Its founder, Shepherd Mafundikwa, who returned from the United States in early 2020 to start the business, says that they were set on their goals to produce a world class cigar, consolidate their women empowerment model, and for their product to reach all corners of the globe.
Talking of the progress the company has made since they rolled their first cigar in March 2020, he says they were close to producing 1,500 cigars daily and their target was 10% local sales and 90% exports. They have sent some of their stock and samples to Romania, Kenya, South Africa, Namibia, Zambia, Malawi, USA, the United Kingdom, Germany, the United Arab Emirates and the Democratic Republic of Congo.
Mafundikwa says that their first year has been a rollercoaster and that they have focused much of their attention on training. We have successfully managed the skills transferred, we feel proud that our cigars have been accepted at home and abroad.
Mafundikwa does not smoke but got the idea to start the investment after he had a discussion with a friend, While in the United States in 2019. Returning to Zimbabwe months later, he set about turning the discussion into practice. He chose Harare, the capital of Africa’s biggest tobacco growing nation, to set up the project.
The city is also ideal as it sits at the centre of four leaf growing regions. Three auctions and dozens of contract floors where hundreds of thousands of growers yearly sell their crop are situated in the city.
Before building the factory, he travelled to the Dominican Republic and Cuba, not only to learn more about cigar rolling but also to recruit skilled rollers. He returned with several rollers, among them Elias Lopez from the Dominican Republic. Although some soon flew back home, Lopez, a veteran of more than 30 years remained and is head of training. The training targeted women, who Mafundikwa says are good with their hands.
Eight were recruited at first and have recently been joined by two men. Cigar-smoking Lopez has worked in the home country of Panama, Costa Rica, and Nicaragua for Davidoff as well as Arturo Fuente. Most Oa Tunya’s operations have, however, suffered the ravages of Covid-19, with their supply chain and sales adversely affected because of the global restrictions.
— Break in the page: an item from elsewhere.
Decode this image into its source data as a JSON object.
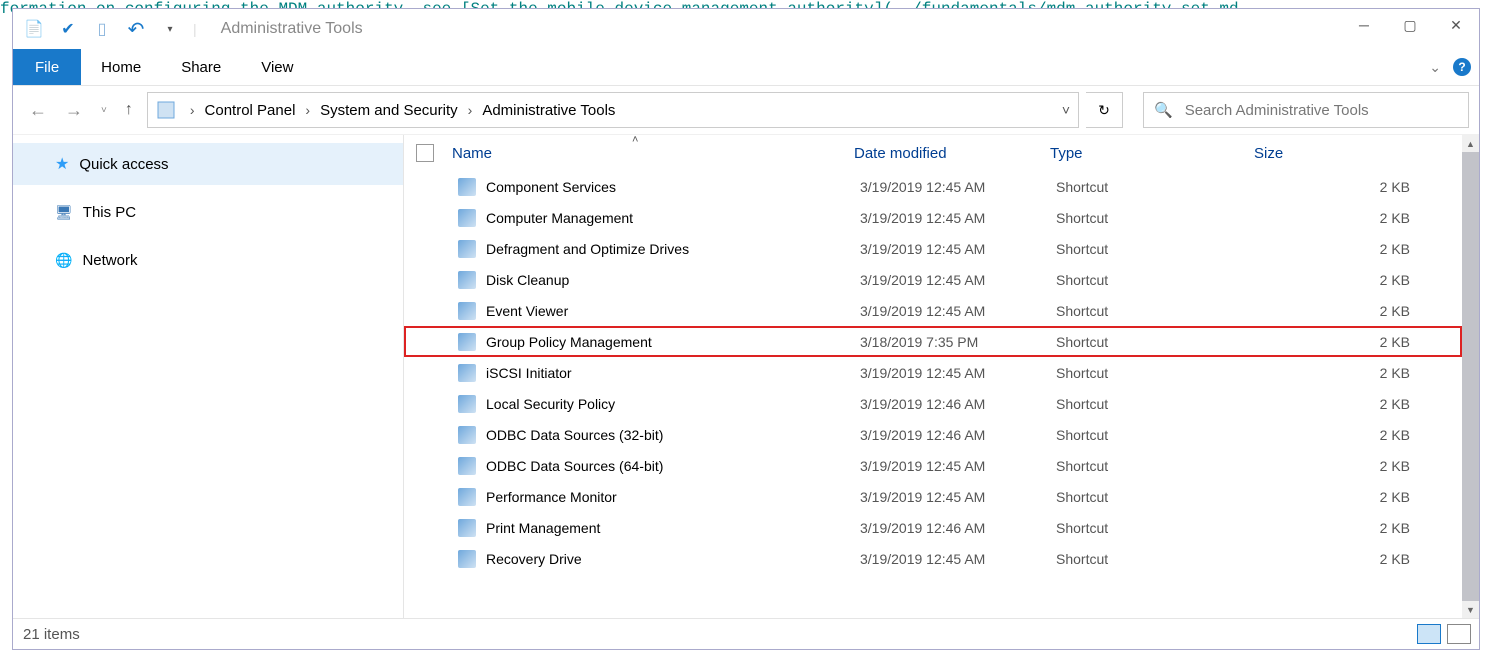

We are hoping the covid situation will stabilise, Mafundikwa says, and this will allow us to access more markets. We are going to be aggressively marketing our cigars on the continent. He knows that cigars made in the Americas rule the market in terms of quality, quantity and brand strength. Most Oa Tunya, he insists, will leverage Zimbabwe’s position as Africa’s top leaf producer and among the top six globally.
Zimbabwe is renowned for its high-quality tobacco and we are confident that our cigars can compete with any other cigars in the world. Ninety five percent of the burley tobacco his company rolls is grown locally, 100 percent of the wrapper it uses is imported.
However, the company has teamed up with the Tobacco Research Board to experiment on growing different wrapper varieties in a bid to produce a 100% local cigar in the not too distant future. Mafundikwa says that even before the completion of the experimental production of the wrapper, he believes Zimbabwe has the proper conditions which just need to be managed.
Zimbabwe grew 200 million kilograms of tobacco in 2020, 95% being Virginia flue cured leaf, the remainder being Oriental and burley grown in Burma Valley in eastern Zimbabwe. TRB general manager tells that Burma Valley is good for the cultivation of thin, soft, elastic and supple wrappers that are on demand worldwide. TRB started researching suitable cigar wrapper varieties in the 2017/18 season and expects to register the first batch of cigar wrapper tobacco hybrid in 2023.
The current research efforts are focused on agronomic research and the development of new varieties with improved yields, enhanced foliar-disease resistance as well as excellent cigar wrapper cured leaf and smoking quality.
Research into cigar wrapper varieties is ongoing, but the main thrust on varietal development is centred on developing and releasing varieties that produce a blemish free leaf, good curing and fermentation and acceptable smoking attributes.
The new hybrids were developed/bred to incorporate multi resistance to foliar diseases, producing the much sought after, blemish free cured leaf. Additionally, the cured leaves of these new hybrids have excellent smoking quality and can therefore also be used as fillers in cigars, giving them a dual purpose.
The findings are pleasing. Up to four promising cigar wrapper varieties are producing good leaf yields, good cured quality as well as acceptable smoking quality. Our findings also note that with improved/prolonged fermentation and raging of the leaf, the smoking quality also improves. Zimbabwe has the potential to produce quality cigar wrappers that have acceptable smoking attributes. Above all, the nutty-spicy sweetness of the tobacco makes it perfect.